Ten Americans, including former U.S. attorney general Ramsey Clark , defying a presidential ban and direct warning from the Justice Department, flew to Iran over the weekend to attend a three-day international conference on Iranian grievances against the United States.
The delegation of lawyers, churchmen and human rights activists had delayed departure from New Ork's Kennedy Airport Friday night after the Justice Department warned them that failure to abide by ban on travel to Iran ordered by President Carter last April 17 could result in individual penalties of up to 10 years in jail and fines of up to $50,000.
But Saturday night the Americans boarded a plane for London, where they contiued their flight. Wire services reported the group arrived in Tehran early today.
A larger U.S. group, up to 15 persons, according to some sources, had been scheduled to make the trip. But some decided to stay home, apparently because of the government warnings.
One of those was Princeton Prof. Richard Falk, who said he would not discuss his decision to stay or the others' decisions to go until the group's arrival in Tehran had been confirmed.
"I am reluctant at this point to talk about the trip, because of what the government might do," Falk said. "I decided, for various reasons which I cannont now go into, not to go."
The american Friends Committee in Philadelphia, through which the delegation issued a news release announcing its departure, said the group's travel schedule should have put it in Tehran by yesterday afternoon, but no word had been received.
A spokesman said the State Department had received no confirmation that the delegation was in Iran. The department said Saturday that the group's presence at the conference would be used for propaganda purposes and be "misconstrued" as U.S. acceptance of the conference's claim that the United States has committed aggression against Iran.
A spokesman for the Justice Department repeated the warning of penalties yesterday, saying, "If, in fact, they are over there, they know what they are liable for."
But he said he could not state at the moment whether action would be taken against the delegation.
The delegation said in a news release that it hoped its participation in the conference would "help to diffuse tension" between Ran and the United States.
The purpose of the conference, it said, was threefold:
To explain the nature of the Iranian revolution that brought Ayatollah Ruhollah Khomeini to power last year, and that subsequently led to the taking of American hostages in Iran.
To investigate "past (foreign) interference in Iranian affairs."
To "review the events surrounding the recent U.S. expedition in Iran" -- the failed U.S. military attempt April 24 to free the hostages.
The self-appointed American delegation said it has been assured by Iranian authorities "that the conference will entertain discussion for every relevant issue, including the great concern for the American hostages."
President Carter said in a television interview broadcast yesterday that that concern continues unabated.
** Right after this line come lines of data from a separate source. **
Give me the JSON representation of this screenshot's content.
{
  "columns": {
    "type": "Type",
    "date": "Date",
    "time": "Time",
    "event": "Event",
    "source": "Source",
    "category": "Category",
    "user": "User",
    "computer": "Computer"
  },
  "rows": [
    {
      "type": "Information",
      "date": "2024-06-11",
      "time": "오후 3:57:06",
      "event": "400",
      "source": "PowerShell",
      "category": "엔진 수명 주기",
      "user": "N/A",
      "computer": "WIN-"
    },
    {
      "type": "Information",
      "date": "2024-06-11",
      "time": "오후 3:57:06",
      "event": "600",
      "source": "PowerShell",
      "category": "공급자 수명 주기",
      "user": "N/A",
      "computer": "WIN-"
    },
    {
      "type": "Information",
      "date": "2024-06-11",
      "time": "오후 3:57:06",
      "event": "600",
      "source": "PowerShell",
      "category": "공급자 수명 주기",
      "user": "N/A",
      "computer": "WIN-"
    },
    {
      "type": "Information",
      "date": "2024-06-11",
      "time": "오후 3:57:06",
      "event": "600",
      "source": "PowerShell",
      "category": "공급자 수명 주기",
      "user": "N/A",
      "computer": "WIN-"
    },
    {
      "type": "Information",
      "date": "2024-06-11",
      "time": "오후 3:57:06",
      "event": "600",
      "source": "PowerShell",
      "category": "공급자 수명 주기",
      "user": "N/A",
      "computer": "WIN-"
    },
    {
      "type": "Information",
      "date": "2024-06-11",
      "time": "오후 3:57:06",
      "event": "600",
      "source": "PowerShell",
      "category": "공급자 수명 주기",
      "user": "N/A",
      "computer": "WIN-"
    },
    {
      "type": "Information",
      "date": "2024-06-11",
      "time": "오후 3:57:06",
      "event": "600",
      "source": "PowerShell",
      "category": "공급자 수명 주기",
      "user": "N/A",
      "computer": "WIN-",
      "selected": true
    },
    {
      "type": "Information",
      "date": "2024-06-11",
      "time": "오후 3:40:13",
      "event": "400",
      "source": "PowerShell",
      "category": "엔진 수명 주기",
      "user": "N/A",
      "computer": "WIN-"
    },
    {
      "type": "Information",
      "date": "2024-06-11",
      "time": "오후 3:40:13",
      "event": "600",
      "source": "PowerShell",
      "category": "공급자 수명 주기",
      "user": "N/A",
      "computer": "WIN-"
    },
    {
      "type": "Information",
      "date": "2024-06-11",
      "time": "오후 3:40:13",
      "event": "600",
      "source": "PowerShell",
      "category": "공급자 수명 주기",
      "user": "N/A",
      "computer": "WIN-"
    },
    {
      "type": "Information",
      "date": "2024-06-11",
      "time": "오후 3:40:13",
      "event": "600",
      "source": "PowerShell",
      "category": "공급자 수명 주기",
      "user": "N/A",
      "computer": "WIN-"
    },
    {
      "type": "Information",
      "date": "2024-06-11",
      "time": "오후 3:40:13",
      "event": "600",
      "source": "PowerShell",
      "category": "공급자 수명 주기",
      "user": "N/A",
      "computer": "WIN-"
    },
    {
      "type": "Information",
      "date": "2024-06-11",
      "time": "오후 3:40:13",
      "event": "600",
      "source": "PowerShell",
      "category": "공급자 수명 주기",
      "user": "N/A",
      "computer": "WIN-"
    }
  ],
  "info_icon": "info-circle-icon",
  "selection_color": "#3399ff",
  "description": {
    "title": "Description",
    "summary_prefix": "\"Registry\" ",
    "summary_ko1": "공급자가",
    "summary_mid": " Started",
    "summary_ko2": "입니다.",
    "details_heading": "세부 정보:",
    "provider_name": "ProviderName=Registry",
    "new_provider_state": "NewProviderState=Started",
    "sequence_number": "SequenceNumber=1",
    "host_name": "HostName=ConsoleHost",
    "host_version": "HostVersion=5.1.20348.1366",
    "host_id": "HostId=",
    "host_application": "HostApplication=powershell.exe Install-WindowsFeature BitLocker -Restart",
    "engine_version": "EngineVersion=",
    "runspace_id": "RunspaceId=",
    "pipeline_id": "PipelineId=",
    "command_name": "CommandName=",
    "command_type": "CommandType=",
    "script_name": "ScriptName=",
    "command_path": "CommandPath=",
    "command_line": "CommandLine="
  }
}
He also renewed his threat to take "very severe" retaliatory steps against the government of Iran if the American hostages there are put on trial "or are abused in any way."
Carter was not questioned about the American delegation to the Tehran converence in his appearance on "Face the Nation" (CBS, WDVM).
But he noted a statement issued by the United States shortly after the hostages were seized Nov. 4. "It still prevails," he said. "In effect, it prescribes what actions our nation whould preserve as options if the hostages are tried or abused in any way. Those actions would be very severe." h
Carter said it would be inappropriate for him "to spell in detail" what measures might be taken, should they be considered necessary by his administration. But he strongly implied, as he has in the past, that retaliatory steps might involve military force.
Besides Ramsey Clark, those making the journey to Iran are Kay Camp, international president of the Womens International League for Peace and Freedom; Nobel laureate scientist George Wald; the Rev. Paul Washington, an Episcopal minister and Philadelphia civil rights activist; Los Angeles lawyer Elonard Weinglass; the Rev. John Walsh, a protestant chaplain at Princeton University; the Rev. Charles Kimball, a Baptist minister who traveled to Iran last Christmas with Walsh to visit American hostages; Leonx Hinnds, a law professor at Rutgers University; free-lance journalist John Derrase, and Mary Anderson of the American Friends Service Committee.